Answer by Wray Rives:
First to take a home office deduction you need to have an area of your home that is used regularly and exclusively for business. It does not have to be a separate room, but does have to be used only for business purposes, so if you work at your dining room table, you cannot also eat dinner at the dining room table.
If you are an employee, then you must use the home office for the convenience of your employer and you may not rent any portion of your home to your employer and use the rented portion for performing services for the employer.
Sole proprietors deduct home office expenses from Schedule C profits. Employees take home office deduction as part of un-reimbursed employee business expenses on Schedule A. Partners deduct home office expenses from Schedule E partnership earnings.
There are two methods of calculating the home office deduction the Regular Method and the Simplified Method.

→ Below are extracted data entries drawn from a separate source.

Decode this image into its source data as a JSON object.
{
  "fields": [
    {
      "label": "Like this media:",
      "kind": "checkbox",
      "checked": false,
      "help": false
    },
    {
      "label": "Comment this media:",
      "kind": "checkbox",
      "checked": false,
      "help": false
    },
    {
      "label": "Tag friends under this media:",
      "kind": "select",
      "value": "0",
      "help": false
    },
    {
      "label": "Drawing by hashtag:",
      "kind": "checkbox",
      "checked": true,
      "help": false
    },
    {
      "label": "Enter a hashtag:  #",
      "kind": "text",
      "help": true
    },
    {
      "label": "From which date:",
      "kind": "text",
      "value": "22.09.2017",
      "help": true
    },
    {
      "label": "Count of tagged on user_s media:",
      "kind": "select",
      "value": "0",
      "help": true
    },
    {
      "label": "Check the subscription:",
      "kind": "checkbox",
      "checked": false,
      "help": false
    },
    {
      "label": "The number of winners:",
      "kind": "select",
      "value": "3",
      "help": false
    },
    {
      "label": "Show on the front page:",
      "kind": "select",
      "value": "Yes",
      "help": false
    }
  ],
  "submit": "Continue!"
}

- All normal expenses to operate the home qualify, including utilities, repairs, mortgage interest, property taxes and cleaning. Normal itemized deductions such as property taxes and mortgage interest are reported on Schedule A net of the amount taken as part of the home office deduction.
- The deduction is based on the ratio of the square footage of space used for the home office to the total square footage of the home. There is no limit on the number of square feet used.

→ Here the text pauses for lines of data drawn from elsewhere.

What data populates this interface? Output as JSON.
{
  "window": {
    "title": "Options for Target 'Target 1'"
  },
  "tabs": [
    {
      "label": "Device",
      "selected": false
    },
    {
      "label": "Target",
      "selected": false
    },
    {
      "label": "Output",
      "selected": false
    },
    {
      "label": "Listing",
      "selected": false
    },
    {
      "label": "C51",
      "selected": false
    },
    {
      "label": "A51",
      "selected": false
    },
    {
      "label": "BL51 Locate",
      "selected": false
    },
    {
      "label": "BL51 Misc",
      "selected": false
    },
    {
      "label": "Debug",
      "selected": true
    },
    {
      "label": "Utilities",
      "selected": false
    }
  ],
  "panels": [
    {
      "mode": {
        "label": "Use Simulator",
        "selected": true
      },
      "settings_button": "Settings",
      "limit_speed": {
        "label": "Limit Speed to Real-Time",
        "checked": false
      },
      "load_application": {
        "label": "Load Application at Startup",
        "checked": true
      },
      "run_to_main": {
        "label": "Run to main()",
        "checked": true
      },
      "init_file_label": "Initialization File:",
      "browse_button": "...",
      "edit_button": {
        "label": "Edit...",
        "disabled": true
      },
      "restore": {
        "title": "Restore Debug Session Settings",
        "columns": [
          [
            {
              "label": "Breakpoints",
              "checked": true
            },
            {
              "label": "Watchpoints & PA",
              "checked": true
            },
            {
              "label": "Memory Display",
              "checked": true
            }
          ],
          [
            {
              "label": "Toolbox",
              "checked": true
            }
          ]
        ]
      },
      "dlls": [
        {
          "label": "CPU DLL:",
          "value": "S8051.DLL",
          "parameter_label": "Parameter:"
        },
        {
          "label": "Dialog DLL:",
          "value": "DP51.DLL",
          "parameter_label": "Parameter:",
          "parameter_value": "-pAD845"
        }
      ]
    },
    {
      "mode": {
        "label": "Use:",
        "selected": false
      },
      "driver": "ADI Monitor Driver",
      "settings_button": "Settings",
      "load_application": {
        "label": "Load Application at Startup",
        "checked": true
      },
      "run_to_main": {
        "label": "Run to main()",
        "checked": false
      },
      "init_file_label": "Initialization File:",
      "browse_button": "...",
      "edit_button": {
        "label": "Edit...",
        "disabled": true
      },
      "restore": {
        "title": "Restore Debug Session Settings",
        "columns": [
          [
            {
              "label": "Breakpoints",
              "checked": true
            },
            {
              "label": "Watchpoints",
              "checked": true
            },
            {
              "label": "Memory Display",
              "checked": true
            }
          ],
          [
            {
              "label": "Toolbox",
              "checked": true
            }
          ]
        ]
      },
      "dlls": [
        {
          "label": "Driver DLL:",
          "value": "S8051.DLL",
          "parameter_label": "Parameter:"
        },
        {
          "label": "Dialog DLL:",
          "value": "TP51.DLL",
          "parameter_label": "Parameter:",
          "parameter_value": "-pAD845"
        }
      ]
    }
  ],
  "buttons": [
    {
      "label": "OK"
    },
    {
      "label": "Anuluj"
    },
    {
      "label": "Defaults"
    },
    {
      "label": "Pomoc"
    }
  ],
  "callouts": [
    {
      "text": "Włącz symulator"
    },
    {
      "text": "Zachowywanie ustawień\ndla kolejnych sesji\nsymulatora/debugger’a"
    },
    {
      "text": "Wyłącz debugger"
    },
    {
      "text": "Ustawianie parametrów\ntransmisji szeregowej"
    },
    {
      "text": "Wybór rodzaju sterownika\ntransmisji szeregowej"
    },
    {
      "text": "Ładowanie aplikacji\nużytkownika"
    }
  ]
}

- If you own the home, you can also take a depreciation deduction as part of the home office deduction.
- If you later sell a home where you have taken a home office deduction, then you will potentially owe capital gains tax on the amount of depreciation that was or could have been taken as part of the home office deduction. The "could have taken" wording is important because you cannot avoid the capital gain, by not taking the depreciation. If you take any of the home office deduction, then you have to calculate any taxable capital gain when you sell the home.
Beginning with tax year 2013, you can use a simplified method to calculate the home office deduction.

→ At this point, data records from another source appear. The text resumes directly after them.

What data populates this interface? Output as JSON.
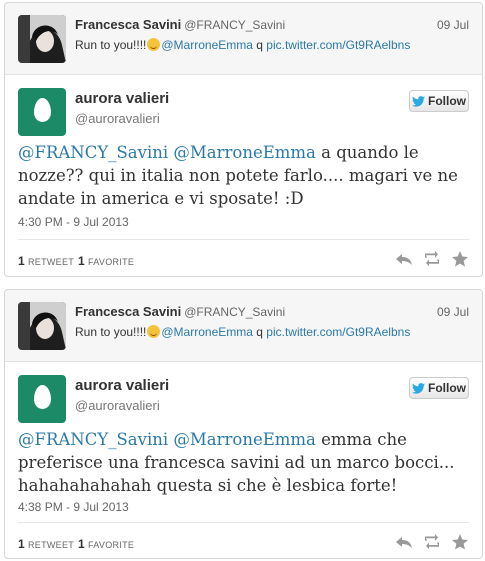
{
  "tweets": [
    {
      "parent": {
        "name": "Francesca Savini",
        "handle": "@FRANCY_Savini",
        "date": "09 Jul",
        "text_before": "Run to you!!!!",
        "mention": "@MarroneEmma",
        "text_mid": " q ",
        "link": "pic.twitter.com/Gt9RAelbns"
      },
      "author": {
        "name": "aurora valieri",
        "handle": "@auroravalieri"
      },
      "follow_label": "Follow",
      "text": {
        "mention1": "@FRANCY_Savini",
        "mention2": "@MarroneEmma",
        "body": " a quando le nozze?? qui in italia non potete farlo.... magari ve ne andate in america e vi sposate! :D"
      },
      "timestamp": "4:30 PM - 9 Jul 2013",
      "retweets": {
        "count": "1",
        "label": "RETWEET"
      },
      "favorites": {
        "count": "1",
        "label": "FAVORITE"
      }
    },
    {
      "parent": {
        "name": "Francesca Savini",
        "handle": "@FRANCY_Savini",
        "date": "09 Jul",
        "text_before": "Run to you!!!!",
        "mention": "@MarroneEmma",
        "text_mid": " q ",
        "link": "pic.twitter.com/Gt9RAelbns"
      },
      "author": {
        "name": "aurora valieri",
        "handle": "@auroravalieri"
      },
      "follow_label": "Follow",
      "text": {
        "mention1": "@FRANCY_Savini",
        "mention2": "@MarroneEmma",
        "body": "  emma che preferisce una francesca savini ad un marco bocci... hahahahahahah questa si che è lesbica forte!"
      },
      "timestamp": "4:38 PM - 9 Jul 2013",
      "retweets": {
        "count": "1",
        "label": "RETWEET"
      },
      "favorites": {
        "count": "1",
        "label": "FAVORITE"
      }
    }
  ],
  "colors": {
    "link": "#2a7aa8",
    "egg_avatar_bg": "#1c8a67",
    "twitter_bird": "#2aa9e0"
  },
  "icons": [
    "twitter-bird-icon",
    "reply-icon",
    "retweet-icon",
    "favorite-star-icon",
    "smiley-emoji-icon"
  ]
}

- You deduct $5 per square foot of home office space (up to 300 square feet)
- You still can deduct the full amount with no reduction of eligible itemized deductions such as property tax and mortgage interest on Schedule A.
- If you use the simplified method, you also do NOT have to recapture any depreciation deduction as capital gain if you subsequently sell your home for a gain, unless you used the simplified method one year and subsequently switched to the regular method.